Seed World

Understanding the Long-Term Impact of Human Actions

Sustainable Agriculture in the EU – Part 1

Almost 50% of the EU territory is covered by farmland (both arable land and permanent grassland) leaving a key role for agriculture to play in land management and bestowing it a big responsibility in the preservation of natural resources. The EU Commission calls the desired relationship between agriculture and the environment “sustainable agriculture” and calls for management of natural resources in a way which ensures that their benefits are also available for the future.

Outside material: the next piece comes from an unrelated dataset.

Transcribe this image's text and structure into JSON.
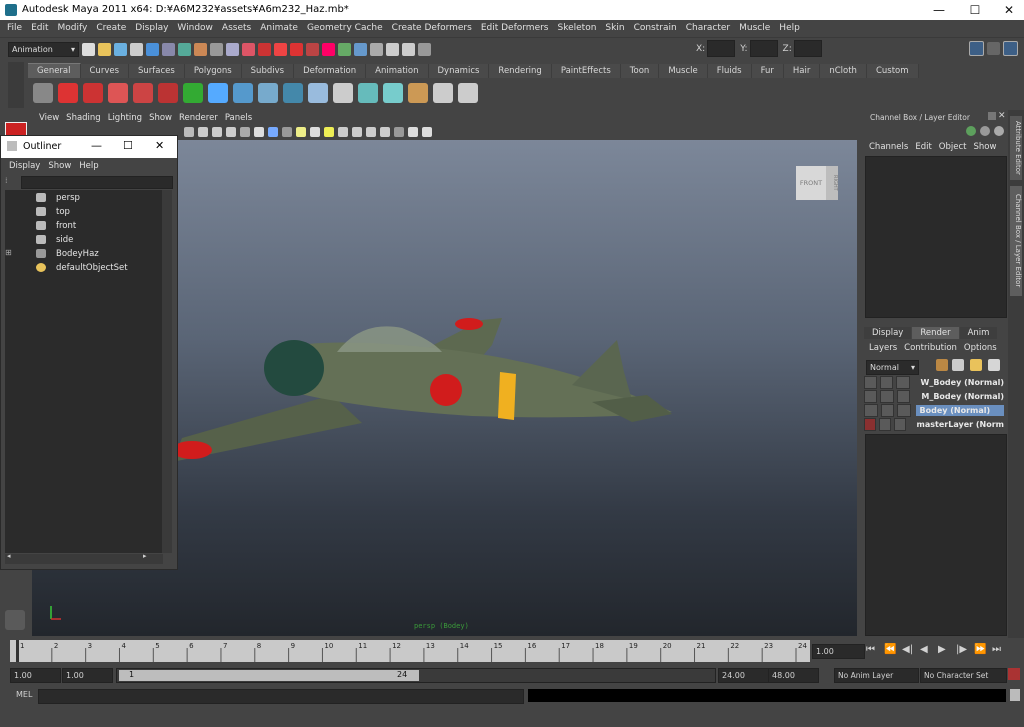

European Seed took a deep dive into Sustainable Agriculture and sat down with Marc Cornelissen, Sustainability Lead for Seeds and Traits at BASF, and President of the European Technology Platform (ETP) “Plants for the Future” to get his take on the topic.

This is the first article in the two-part series in Sustainable Agriculture in Europe. Part 2 will appear in the following issue of European Seed.

European Seed (ES): Marc, in a nutshell, what is sustainable agriculture?

Marc Cornelissen (MC): I guess you are raising immediately the key question. The term “sustainable agriculture” has been defined by multiple parties across the globe and consequently is differently understood in the details. The different definitions do share however the vision that agriculture should have a long term environmental and economic viability and deliver to today’s society and its future generations the necessary output in diversity, quantity and quality.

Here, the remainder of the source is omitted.